# Solving Euler Equation for standard DSGE Models

I am studying a rather standard DSGE Model with a standard Utility function $$U = f(c_t, n_t, M_t)$$ subject to a budget constraint. Now, tosolve the intertemporal optimization problem I have, or everyone has, to deal with an expectation term; often similar to $$E_t \left[\lambda_{t+1}\right]$$, where $$\lambda_t$$ is the standard Lagrangian multiplier. Is there an anlytical trick to solve this?
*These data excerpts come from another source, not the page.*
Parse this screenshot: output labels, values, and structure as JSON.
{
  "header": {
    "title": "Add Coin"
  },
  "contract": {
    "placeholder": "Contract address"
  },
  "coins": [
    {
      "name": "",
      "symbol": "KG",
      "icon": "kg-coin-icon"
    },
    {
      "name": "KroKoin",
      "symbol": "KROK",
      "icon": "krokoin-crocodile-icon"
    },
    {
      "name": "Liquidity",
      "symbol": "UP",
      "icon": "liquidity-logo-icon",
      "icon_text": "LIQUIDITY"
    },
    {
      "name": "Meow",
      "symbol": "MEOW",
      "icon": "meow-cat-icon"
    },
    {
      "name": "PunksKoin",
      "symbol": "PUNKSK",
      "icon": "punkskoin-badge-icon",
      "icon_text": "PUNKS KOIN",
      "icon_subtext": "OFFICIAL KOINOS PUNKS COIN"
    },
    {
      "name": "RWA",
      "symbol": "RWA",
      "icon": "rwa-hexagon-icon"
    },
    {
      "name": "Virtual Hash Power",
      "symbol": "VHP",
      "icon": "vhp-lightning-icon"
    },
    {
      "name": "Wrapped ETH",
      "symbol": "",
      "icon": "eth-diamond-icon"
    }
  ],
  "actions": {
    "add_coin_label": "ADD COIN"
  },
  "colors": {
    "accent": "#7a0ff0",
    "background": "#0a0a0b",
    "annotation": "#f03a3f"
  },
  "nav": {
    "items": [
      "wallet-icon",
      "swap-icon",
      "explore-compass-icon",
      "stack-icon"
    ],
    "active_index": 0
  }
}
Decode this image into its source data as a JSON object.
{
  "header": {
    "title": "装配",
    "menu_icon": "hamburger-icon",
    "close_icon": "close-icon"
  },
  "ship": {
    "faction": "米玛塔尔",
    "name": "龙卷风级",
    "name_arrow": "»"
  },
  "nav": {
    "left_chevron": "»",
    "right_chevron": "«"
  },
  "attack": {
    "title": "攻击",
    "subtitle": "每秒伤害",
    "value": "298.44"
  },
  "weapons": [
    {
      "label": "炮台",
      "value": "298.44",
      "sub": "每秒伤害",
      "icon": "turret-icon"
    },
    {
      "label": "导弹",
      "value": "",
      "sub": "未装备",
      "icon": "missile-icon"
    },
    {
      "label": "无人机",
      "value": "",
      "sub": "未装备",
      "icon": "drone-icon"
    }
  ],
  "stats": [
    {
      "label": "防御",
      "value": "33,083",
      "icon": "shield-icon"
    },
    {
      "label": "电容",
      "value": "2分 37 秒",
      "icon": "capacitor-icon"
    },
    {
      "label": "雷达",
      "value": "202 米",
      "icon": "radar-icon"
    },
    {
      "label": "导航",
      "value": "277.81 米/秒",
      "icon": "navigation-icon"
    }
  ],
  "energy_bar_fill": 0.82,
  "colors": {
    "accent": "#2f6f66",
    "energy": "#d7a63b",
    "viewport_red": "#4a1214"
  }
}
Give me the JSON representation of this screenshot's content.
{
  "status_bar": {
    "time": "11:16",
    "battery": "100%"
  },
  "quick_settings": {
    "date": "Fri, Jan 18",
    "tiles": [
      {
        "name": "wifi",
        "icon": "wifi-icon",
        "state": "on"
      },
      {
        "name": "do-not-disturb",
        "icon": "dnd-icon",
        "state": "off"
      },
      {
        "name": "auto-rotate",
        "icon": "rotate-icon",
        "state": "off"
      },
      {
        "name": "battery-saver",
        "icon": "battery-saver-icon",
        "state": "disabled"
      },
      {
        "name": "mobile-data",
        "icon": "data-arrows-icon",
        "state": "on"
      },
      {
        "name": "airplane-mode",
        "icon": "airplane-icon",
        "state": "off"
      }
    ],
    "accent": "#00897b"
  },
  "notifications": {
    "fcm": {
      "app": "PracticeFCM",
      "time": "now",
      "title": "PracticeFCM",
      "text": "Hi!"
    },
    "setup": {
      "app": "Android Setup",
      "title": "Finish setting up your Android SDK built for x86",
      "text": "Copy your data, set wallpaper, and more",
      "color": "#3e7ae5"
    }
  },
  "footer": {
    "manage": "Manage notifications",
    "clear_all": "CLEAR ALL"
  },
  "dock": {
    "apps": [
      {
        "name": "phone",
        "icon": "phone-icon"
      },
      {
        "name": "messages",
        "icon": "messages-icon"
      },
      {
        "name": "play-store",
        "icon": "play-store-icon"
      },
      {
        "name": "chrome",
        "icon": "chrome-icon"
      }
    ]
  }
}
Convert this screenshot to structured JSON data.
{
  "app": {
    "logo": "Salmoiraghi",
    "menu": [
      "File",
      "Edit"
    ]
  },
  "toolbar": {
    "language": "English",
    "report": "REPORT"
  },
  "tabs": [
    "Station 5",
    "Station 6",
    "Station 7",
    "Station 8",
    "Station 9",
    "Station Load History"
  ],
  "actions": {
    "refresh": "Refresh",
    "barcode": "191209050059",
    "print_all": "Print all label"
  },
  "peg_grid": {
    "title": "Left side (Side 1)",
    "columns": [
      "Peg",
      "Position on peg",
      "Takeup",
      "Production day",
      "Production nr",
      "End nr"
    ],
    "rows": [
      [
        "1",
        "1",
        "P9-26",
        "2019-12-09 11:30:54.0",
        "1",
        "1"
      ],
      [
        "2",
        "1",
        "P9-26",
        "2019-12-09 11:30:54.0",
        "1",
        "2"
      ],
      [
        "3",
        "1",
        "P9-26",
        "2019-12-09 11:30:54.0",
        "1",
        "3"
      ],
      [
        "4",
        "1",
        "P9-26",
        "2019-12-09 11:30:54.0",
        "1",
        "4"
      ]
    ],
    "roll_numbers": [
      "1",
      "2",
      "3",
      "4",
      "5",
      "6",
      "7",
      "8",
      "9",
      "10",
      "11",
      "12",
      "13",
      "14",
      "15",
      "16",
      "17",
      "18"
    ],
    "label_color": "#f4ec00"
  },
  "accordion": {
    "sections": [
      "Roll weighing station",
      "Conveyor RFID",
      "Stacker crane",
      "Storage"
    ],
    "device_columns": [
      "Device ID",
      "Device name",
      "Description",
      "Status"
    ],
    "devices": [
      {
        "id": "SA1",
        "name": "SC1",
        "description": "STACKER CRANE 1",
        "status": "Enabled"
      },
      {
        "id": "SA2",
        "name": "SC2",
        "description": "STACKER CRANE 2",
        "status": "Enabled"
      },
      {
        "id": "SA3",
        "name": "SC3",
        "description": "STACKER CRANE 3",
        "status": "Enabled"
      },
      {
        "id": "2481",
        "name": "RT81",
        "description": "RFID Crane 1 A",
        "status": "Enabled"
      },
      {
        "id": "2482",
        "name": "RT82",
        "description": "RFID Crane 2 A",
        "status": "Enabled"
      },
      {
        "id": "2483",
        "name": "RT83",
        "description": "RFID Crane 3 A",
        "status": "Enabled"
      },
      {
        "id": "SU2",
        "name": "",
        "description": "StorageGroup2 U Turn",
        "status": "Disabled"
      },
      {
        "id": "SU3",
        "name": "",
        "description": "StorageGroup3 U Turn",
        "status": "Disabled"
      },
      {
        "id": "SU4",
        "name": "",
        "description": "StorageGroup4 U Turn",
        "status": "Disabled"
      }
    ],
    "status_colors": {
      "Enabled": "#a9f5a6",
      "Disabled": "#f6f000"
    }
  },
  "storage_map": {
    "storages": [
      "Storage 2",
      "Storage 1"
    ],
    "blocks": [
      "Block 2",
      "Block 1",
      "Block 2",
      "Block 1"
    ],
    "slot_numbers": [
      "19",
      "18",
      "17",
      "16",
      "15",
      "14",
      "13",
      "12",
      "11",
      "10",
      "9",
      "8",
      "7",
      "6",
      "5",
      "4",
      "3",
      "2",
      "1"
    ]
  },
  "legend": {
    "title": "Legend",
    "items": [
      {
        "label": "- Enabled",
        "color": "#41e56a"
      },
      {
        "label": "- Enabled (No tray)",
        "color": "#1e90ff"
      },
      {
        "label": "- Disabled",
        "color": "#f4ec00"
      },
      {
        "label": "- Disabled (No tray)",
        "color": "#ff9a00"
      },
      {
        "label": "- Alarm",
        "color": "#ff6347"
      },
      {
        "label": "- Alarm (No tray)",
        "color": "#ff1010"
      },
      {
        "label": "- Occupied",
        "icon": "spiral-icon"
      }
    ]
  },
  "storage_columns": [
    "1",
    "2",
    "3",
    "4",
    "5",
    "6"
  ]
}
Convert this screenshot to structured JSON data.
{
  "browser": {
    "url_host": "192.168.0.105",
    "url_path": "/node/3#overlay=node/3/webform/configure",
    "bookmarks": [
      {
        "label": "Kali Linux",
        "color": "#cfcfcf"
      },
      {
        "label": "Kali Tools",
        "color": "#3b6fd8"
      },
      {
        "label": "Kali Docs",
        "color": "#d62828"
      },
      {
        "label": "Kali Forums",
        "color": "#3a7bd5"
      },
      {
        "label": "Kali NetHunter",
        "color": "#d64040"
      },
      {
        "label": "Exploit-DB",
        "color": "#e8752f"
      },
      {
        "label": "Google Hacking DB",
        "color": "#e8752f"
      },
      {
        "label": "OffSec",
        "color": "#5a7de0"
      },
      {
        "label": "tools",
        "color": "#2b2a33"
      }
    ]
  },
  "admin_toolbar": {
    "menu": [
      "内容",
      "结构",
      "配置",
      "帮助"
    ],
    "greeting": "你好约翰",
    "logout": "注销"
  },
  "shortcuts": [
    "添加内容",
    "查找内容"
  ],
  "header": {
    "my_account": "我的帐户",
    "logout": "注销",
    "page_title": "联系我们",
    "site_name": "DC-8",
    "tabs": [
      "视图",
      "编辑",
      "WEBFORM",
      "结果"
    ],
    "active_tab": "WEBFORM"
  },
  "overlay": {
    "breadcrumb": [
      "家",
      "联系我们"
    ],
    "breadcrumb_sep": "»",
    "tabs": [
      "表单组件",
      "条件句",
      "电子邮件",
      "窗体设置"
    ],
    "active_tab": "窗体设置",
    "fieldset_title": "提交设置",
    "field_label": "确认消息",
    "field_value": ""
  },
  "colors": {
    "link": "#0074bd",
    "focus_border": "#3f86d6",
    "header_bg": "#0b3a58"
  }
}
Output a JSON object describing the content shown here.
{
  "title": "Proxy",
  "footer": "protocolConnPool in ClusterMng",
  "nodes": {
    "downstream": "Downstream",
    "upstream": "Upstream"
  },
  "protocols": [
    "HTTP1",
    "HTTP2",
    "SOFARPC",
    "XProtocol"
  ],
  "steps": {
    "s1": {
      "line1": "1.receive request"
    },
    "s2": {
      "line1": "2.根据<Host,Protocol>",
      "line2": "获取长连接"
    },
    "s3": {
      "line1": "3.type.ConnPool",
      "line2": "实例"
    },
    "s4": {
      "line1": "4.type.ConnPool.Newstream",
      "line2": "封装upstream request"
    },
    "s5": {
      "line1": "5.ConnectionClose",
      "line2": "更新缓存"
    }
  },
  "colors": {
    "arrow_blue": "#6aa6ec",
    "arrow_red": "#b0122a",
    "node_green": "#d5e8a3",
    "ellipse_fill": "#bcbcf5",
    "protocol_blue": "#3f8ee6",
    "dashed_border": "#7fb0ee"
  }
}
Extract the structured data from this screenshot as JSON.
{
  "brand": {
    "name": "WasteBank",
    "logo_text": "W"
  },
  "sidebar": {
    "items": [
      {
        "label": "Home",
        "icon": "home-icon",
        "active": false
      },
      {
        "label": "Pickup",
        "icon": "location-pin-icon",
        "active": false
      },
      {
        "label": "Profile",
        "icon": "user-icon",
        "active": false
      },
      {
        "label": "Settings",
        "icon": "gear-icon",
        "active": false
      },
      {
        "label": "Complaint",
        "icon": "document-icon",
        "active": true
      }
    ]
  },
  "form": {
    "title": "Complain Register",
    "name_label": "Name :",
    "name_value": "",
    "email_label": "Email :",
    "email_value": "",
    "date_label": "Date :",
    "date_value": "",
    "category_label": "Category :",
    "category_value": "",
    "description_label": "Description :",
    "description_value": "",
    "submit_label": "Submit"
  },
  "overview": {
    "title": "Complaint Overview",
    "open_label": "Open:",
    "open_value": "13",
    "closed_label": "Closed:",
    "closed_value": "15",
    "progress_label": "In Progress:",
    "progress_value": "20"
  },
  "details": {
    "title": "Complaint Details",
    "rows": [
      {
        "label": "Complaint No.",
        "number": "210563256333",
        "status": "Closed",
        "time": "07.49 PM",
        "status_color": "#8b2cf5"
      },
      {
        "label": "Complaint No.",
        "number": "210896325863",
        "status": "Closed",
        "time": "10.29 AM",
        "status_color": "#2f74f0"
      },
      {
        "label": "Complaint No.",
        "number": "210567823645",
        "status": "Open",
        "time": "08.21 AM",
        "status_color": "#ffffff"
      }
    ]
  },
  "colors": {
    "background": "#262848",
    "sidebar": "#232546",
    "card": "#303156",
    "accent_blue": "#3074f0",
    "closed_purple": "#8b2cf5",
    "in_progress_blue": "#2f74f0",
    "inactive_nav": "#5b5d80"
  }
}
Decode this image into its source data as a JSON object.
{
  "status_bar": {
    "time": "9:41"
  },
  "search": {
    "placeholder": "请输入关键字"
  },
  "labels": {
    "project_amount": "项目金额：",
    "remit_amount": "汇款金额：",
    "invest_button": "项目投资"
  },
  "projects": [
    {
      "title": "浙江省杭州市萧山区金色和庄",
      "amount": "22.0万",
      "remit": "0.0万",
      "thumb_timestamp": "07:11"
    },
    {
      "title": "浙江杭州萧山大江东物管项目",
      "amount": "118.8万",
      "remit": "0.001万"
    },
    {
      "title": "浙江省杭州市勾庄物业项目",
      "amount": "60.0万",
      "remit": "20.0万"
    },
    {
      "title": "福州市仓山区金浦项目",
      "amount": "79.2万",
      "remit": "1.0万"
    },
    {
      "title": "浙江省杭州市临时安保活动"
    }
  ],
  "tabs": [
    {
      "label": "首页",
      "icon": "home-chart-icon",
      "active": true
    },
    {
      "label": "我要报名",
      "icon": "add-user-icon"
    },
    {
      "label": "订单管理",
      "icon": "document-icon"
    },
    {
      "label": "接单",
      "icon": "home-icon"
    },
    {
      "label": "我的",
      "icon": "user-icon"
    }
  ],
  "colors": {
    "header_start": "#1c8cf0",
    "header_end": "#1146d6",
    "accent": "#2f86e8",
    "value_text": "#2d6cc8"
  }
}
It seems to me the that usually the Expectation is just erased (without a justification) or studied using MLE estimators or Kalman Filters and surrogates. Thanks to whoever can enlighten me on the issue. Cheers

Edit 1: $$\max_{c_t, n_t, i_t, M_t, K_t, B_t}{\mathbb{E}_t}\left[ \sum_{t=0}^{\infty} \beta^t \left( \log{(c_t^i)} - \gamma_i(n_t^i)^{2}+ \log \left(\frac{B_t}{P_t} \right) \right) \right]$$ under the constraint: $$\frac{M_t}{P_t}+ c_t + i_t + \frac{B_t}{P_t(1+r_t)} \leq u_t n_t + \frac{Q_t}{P_t}K_t + \frac{B_{t-1}}{(1+\pi_t)P_{t-1}} +\frac{M_{t-1}}{(1+\pi_t)P_{t-1}}$$ The issue is wrt to a term which comes up in both the maximisation wrt to Bonds and Money: $$\beta {\mathbb{E}}_{t}\left[\frac{\lambda_{t+1}}{(1+\pi_{t+1})}\right]$$ - how could I solve it? (with theother terms it would lead $$c_{t}^{-1}=\beta {\mathbb{E}}_{t}\left[\frac{c_{t+1}^{-1}}{(1+\pi_{t+1})}\right]$$

• Can you provide more information regarding the optimization problem? Budget constraint, choice variables, et cetera – Brennan Oct 31 '19 at 18:16
• Hi Brennan, I edited my questions with more infos, Cheers – dadelutz Nov 4 '19 at 17:41
• What is stochastic at time $t$ and what are your state variables? You've just provided detail on the period $t$ problem and not what the uncertainty and dynamics are about. – user26098 Apr 2 at 19:47

It really depends on the problem. As to why it would disappear, sometimes you can express the multiplier in terms of variables at the present or past, as in $$\lambda_{t+1}=\lambda_{(c_t,n_t,M_t)}$$ , which means it's an expectation over values that are known at that time. Therefore, you have $$E_t[\lambda_{t+1}]=E_t[\lambda_{(c_t,n_t,M_t)}]=\lambda_{(c_t,n_t,M_t)}=\lambda_{t+1}$$